We may never know what really happened to that castle, but we can test all of these theories against the evidence found in the lake.
A Fight To The Finish
When King Rusa took over the Urartian kingdom from his father, he had to immediately fight off King Tiglath-Pileser III's troops. These people had been training for a battle, and it was abundantly clear that nothing (short of brute force) was going to stop them from taking their land back.
Fights over land ownership dominate much of history (and much of current affairs, if you think about it). Land has always meant power, and people have always wanted power.
Hard Work Pays Off
The Urartu kingdom was invaded time and time again, and it had to repair itself each time it was attacked. After all of these battles, the kingdom was gradually deteriorating. Each time, the kingdom needed more resources to make the repairs.

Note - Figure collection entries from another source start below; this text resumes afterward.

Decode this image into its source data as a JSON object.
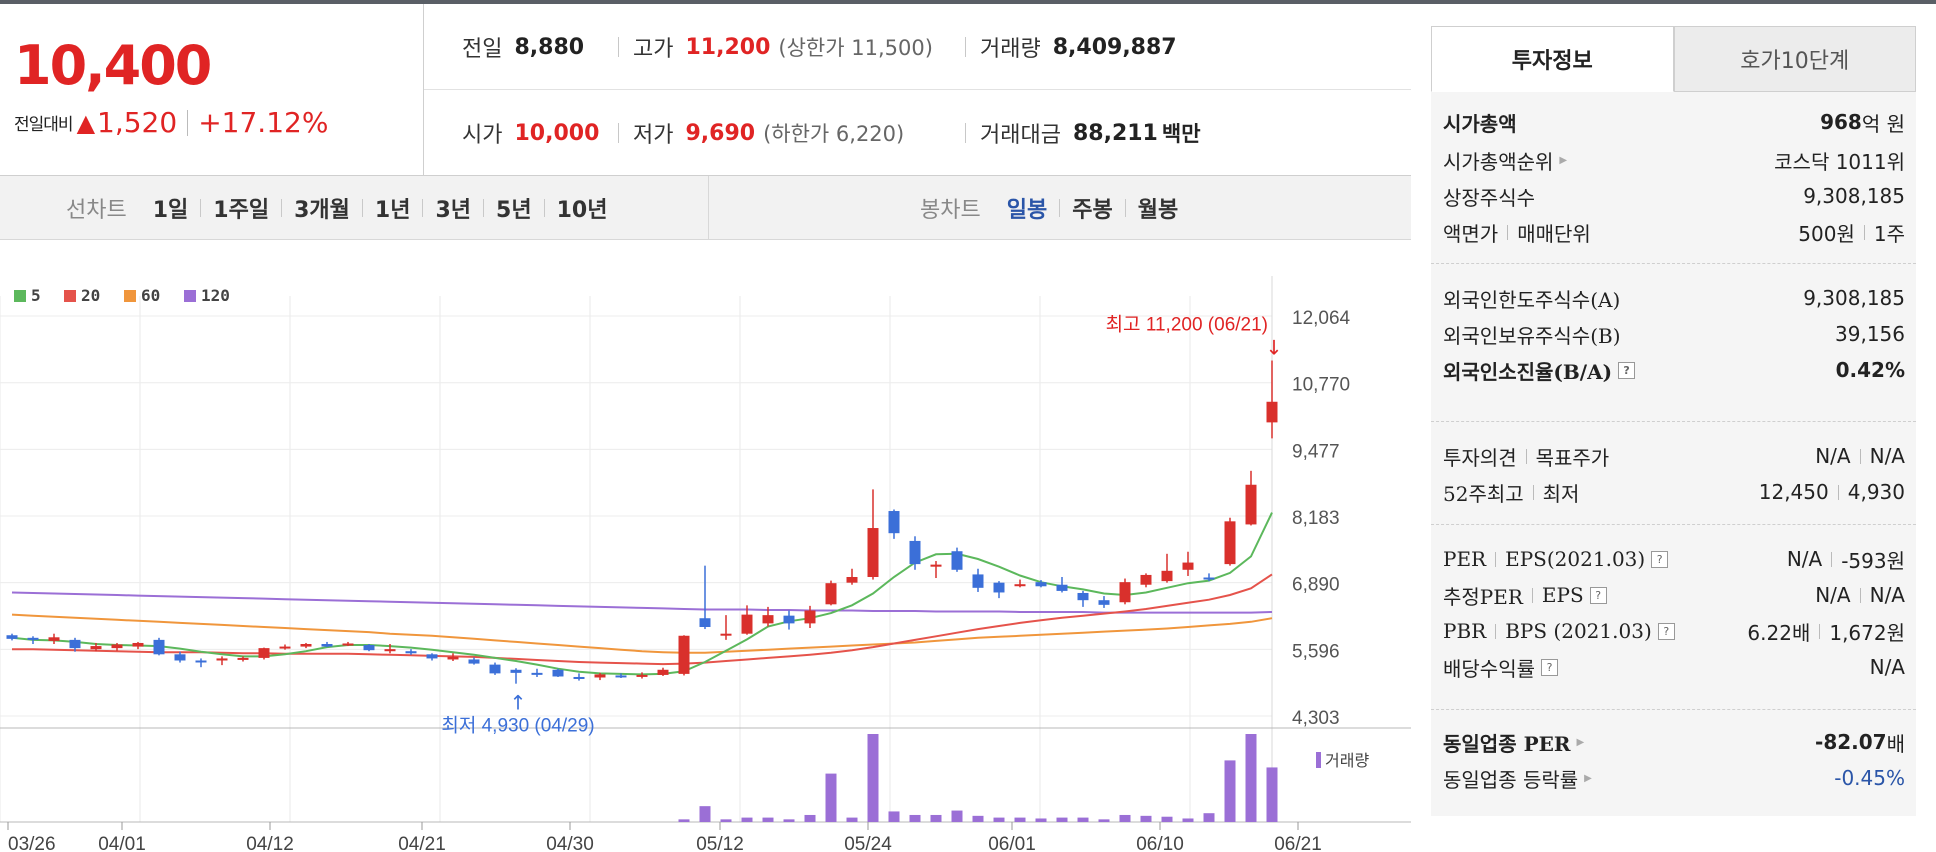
{
  "quote": {
    "price": "10,400",
    "change_label": "전일대비",
    "change_arrow": "▲",
    "change_value": "1,520",
    "change_pct": "+17.12%",
    "prev_close_label": "전일",
    "prev_close": "8,880",
    "high_label": "고가",
    "high": "11,200",
    "upper_limit": "(상한가 11,500)",
    "volume_label": "거래량",
    "volume": "8,409,887",
    "open_label": "시가",
    "open": "10,000",
    "low_label": "저가",
    "low": "9,690",
    "lower_limit": "(하한가 6,220)",
    "amount_label": "거래대금",
    "amount": "88,211",
    "amount_unit": "백만"
  },
  "periods": {
    "line_title": "선차트",
    "line_items": [
      "1일",
      "1주일",
      "3개월",
      "1년",
      "3년",
      "5년",
      "10년"
    ],
    "candle_title": "봉차트",
    "candle_items": [
      "일봉",
      "주봉",
      "월봉"
    ],
    "active_candle": "일봉"
  },
  "chart_data": {
    "type": "candlestick",
    "legend": [
      {
        "name": "5",
        "color": "#5cb85c"
      },
      {
        "name": "20",
        "color": "#e5534b"
      },
      {
        "name": "60",
        "color": "#f0963c"
      },
      {
        "name": "120",
        "color": "#9b6fd6"
      }
    ],
    "y_ticks": [
      "12,064",
      "10,770",
      "9,477",
      "8,183",
      "6,890",
      "5,596",
      "4,303"
    ],
    "ylim": [
      4303,
      12064
    ],
    "x_ticks": [
      "03/26",
      "04/01",
      "04/12",
      "04/21",
      "04/30",
      "05/12",
      "05/24",
      "06/01",
      "06/10",
      "06/21"
    ],
    "high_annotation": "최고 11,200 (06/21)",
    "low_annotation": "최저 4,930 (04/29)",
    "volume_label": "거래량",
    "candles": [
      [
        5870,
        5900,
        5770,
        5800
      ],
      [
        5820,
        5850,
        5700,
        5780
      ],
      [
        5760,
        5900,
        5700,
        5830
      ],
      [
        5780,
        5820,
        5550,
        5620
      ],
      [
        5600,
        5720,
        5560,
        5660
      ],
      [
        5620,
        5720,
        5570,
        5690
      ],
      [
        5650,
        5740,
        5600,
        5720
      ],
      [
        5780,
        5820,
        5480,
        5500
      ],
      [
        5500,
        5550,
        5340,
        5380
      ],
      [
        5380,
        5420,
        5250,
        5360
      ],
      [
        5380,
        5460,
        5290,
        5420
      ],
      [
        5420,
        5460,
        5360,
        5430
      ],
      [
        5430,
        5630,
        5400,
        5620
      ],
      [
        5620,
        5690,
        5590,
        5650
      ],
      [
        5650,
        5720,
        5620,
        5700
      ],
      [
        5700,
        5740,
        5640,
        5650
      ],
      [
        5700,
        5740,
        5660,
        5710
      ],
      [
        5680,
        5700,
        5560,
        5580
      ],
      [
        5560,
        5700,
        5520,
        5600
      ],
      [
        5560,
        5600,
        5490,
        5520
      ],
      [
        5500,
        5520,
        5380,
        5420
      ],
      [
        5400,
        5520,
        5370,
        5450
      ],
      [
        5400,
        5440,
        5300,
        5320
      ],
      [
        5300,
        5340,
        5100,
        5130
      ],
      [
        5200,
        5230,
        4930,
        5140
      ],
      [
        5140,
        5220,
        5060,
        5110
      ],
      [
        5200,
        5220,
        5060,
        5070
      ],
      [
        5060,
        5130,
        4990,
        5040
      ],
      [
        5050,
        5140,
        5000,
        5110
      ],
      [
        5090,
        5130,
        5040,
        5060
      ],
      [
        5080,
        5150,
        5030,
        5100
      ],
      [
        5100,
        5240,
        5080,
        5200
      ],
      [
        5120,
        5870,
        5090,
        5860
      ],
      [
        6200,
        7220,
        5990,
        6030
      ],
      [
        5890,
        6260,
        5780,
        5900
      ],
      [
        5900,
        6450,
        5880,
        6270
      ],
      [
        6100,
        6420,
        6040,
        6260
      ],
      [
        6250,
        6350,
        5980,
        6100
      ],
      [
        6100,
        6440,
        6010,
        6350
      ],
      [
        6470,
        6930,
        6450,
        6880
      ],
      [
        6890,
        7160,
        6850,
        7000
      ],
      [
        7000,
        8700,
        6950,
        7950
      ],
      [
        8280,
        8310,
        7740,
        7850
      ],
      [
        7700,
        7790,
        7140,
        7250
      ],
      [
        7200,
        7310,
        6980,
        7240
      ],
      [
        7500,
        7570,
        7100,
        7140
      ],
      [
        7050,
        7160,
        6710,
        6790
      ],
      [
        6890,
        6920,
        6590,
        6700
      ],
      [
        6850,
        6950,
        6800,
        6860
      ],
      [
        6900,
        6940,
        6800,
        6820
      ],
      [
        6850,
        7000,
        6700,
        6730
      ],
      [
        6690,
        6730,
        6420,
        6550
      ],
      [
        6550,
        6630,
        6400,
        6460
      ],
      [
        6510,
        6970,
        6470,
        6900
      ],
      [
        6850,
        7070,
        6800,
        7040
      ],
      [
        6920,
        7450,
        6890,
        7120
      ],
      [
        7140,
        7490,
        7020,
        7280
      ],
      [
        6990,
        7070,
        6920,
        6960
      ],
      [
        7250,
        8150,
        7220,
        8080
      ],
      [
        8020,
        9060,
        8000,
        8790
      ],
      [
        10000,
        11200,
        9690,
        10400
      ]
    ],
    "ma": {
      "5": [
        5820,
        5780,
        5770,
        5740,
        5700,
        5680,
        5670,
        5660,
        5610,
        5550,
        5500,
        5460,
        5460,
        5500,
        5560,
        5640,
        5680,
        5680,
        5660,
        5630,
        5590,
        5540,
        5490,
        5430,
        5370,
        5300,
        5220,
        5160,
        5130,
        5120,
        5110,
        5120,
        5170,
        5350,
        5570,
        5790,
        6040,
        6140,
        6200,
        6300,
        6450,
        6680,
        7000,
        7280,
        7440,
        7450,
        7350,
        7200,
        7030,
        6900,
        6820,
        6760,
        6680,
        6650,
        6700,
        6790,
        6880,
        6930,
        7080,
        7400,
        8250
      ],
      "20": [
        5600,
        5600,
        5590,
        5580,
        5570,
        5560,
        5550,
        5540,
        5540,
        5540,
        5530,
        5520,
        5520,
        5510,
        5510,
        5510,
        5510,
        5500,
        5490,
        5480,
        5470,
        5460,
        5450,
        5430,
        5410,
        5390,
        5370,
        5350,
        5340,
        5330,
        5320,
        5310,
        5320,
        5340,
        5370,
        5400,
        5430,
        5460,
        5490,
        5530,
        5580,
        5640,
        5710,
        5780,
        5850,
        5920,
        5990,
        6050,
        6110,
        6160,
        6210,
        6250,
        6290,
        6330,
        6380,
        6440,
        6500,
        6560,
        6650,
        6780,
        7050
      ],
      "60": [
        6270,
        6250,
        6230,
        6210,
        6190,
        6170,
        6150,
        6130,
        6110,
        6090,
        6070,
        6050,
        6030,
        6010,
        5990,
        5970,
        5950,
        5930,
        5900,
        5880,
        5860,
        5830,
        5800,
        5770,
        5740,
        5710,
        5680,
        5650,
        5620,
        5590,
        5560,
        5540,
        5530,
        5530,
        5550,
        5570,
        5590,
        5610,
        5630,
        5650,
        5670,
        5690,
        5710,
        5730,
        5760,
        5790,
        5820,
        5840,
        5860,
        5880,
        5900,
        5920,
        5940,
        5960,
        5980,
        6000,
        6030,
        6060,
        6090,
        6130,
        6200
      ],
      "120": [
        6700,
        6690,
        6680,
        6670,
        6660,
        6650,
        6640,
        6630,
        6620,
        6610,
        6600,
        6590,
        6580,
        6570,
        6560,
        6550,
        6540,
        6530,
        6520,
        6510,
        6500,
        6490,
        6480,
        6470,
        6460,
        6450,
        6440,
        6430,
        6420,
        6410,
        6400,
        6390,
        6380,
        6370,
        6370,
        6370,
        6360,
        6360,
        6350,
        6350,
        6350,
        6340,
        6340,
        6340,
        6330,
        6330,
        6330,
        6330,
        6320,
        6320,
        6320,
        6320,
        6310,
        6310,
        6310,
        6310,
        6310,
        6310,
        6310,
        6310,
        6320
      ]
    },
    "volumes": [
      0,
      0,
      0,
      0,
      0,
      0,
      0,
      0,
      0,
      0,
      0,
      0,
      0,
      0,
      0,
      0,
      0,
      0,
      0,
      0,
      0,
      0,
      0,
      0,
      0,
      0,
      0,
      0,
      0,
      0,
      0,
      0,
      0.03,
      0.18,
      0.03,
      0.05,
      0.05,
      0.03,
      0.08,
      0.55,
      0.05,
      1.0,
      0.12,
      0.08,
      0.08,
      0.13,
      0.07,
      0.05,
      0.05,
      0.04,
      0.05,
      0.05,
      0.03,
      0.08,
      0.07,
      0.06,
      0.04,
      0.1,
      0.7,
      1.0,
      0.62
    ],
    "candle_colors": {
      "up": "#d9302c",
      "down": "#3b6fd8"
    }
  },
  "right_panel": {
    "tabs": [
      "투자정보",
      "호가10단계"
    ],
    "s1": [
      {
        "label": "시가총액",
        "value_num": "968",
        "value_unit": "억 원"
      },
      {
        "label": "시가총액순위",
        "value": "코스닥 1011위"
      },
      {
        "label": "상장주식수",
        "value": "9,308,185"
      },
      {
        "label_a": "액면가",
        "label_b": "매매단위",
        "value_a": "500원",
        "value_b": "1주"
      }
    ],
    "s2": [
      {
        "label": "외국인한도주식수(A)",
        "value": "9,308,185"
      },
      {
        "label": "외국인보유주식수(B)",
        "value": "39,156"
      },
      {
        "label": "외국인소진율(B/A)",
        "value": "0.42%"
      }
    ],
    "s3": [
      {
        "label_a": "투자의견",
        "label_b": "목표주가",
        "value_a": "N/A",
        "value_b": "N/A"
      },
      {
        "label_a": "52주최고",
        "label_b": "최저",
        "value_a": "12,450",
        "value_b": "4,930"
      }
    ],
    "s4": [
      {
        "label_a": "PER",
        "label_b": "EPS(2021.03)",
        "value_a": "N/A",
        "value_b": "-593원"
      },
      {
        "label_a": "추정PER",
        "label_b": "EPS",
        "value_a": "N/A",
        "value_b": "N/A"
      },
      {
        "label_a": "PBR",
        "label_b": "BPS (2021.03)",
        "value_a": "6.22배",
        "value_b": "1,672원"
      },
      {
        "label": "배당수익률",
        "value": "N/A"
      }
    ],
    "s5": [
      {
        "label": "동일업종 PER",
        "value_num": "-82.07",
        "value_unit": "배"
      },
      {
        "label": "동일업종 등락률",
        "value": "-0.45%"
      }
    ],
    "help_icon": "?"
  }
}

King Tiglath-Pileser III's army was breaking down the Urartu kingdom bit by bit. They saw their efforts working, and believed that with patience and diligence, the kingdom would fall and the land would be theirs for the taking.
The Urartians Admit Defeat
The Urartu people were suffering. They were running out of money and resources and they were growing tired of defending themselves. Eventually, they were forced to admit defeat. They handed over their land and their castles to the people of Assyria.
King Rusa spent most of his reign at war with the Assyrians. In the end, he lost both his kingdom and his mind. He couldn't keep the land he had conquered and felt totally defeated.
The Research Continues
The discovery of the ancient castle at the bottom of Lake Van as attracted many scientists, archaeologists, researchers, and divers to the area. Everyone is determined to find out more about this mysterious structure and how it ended up so far below the surface of the lake.
There is so much more to discover about this massive artifact. Hopefully, the experts will be able to come to a consensus and tell us more about the Urartian people and their kingdom.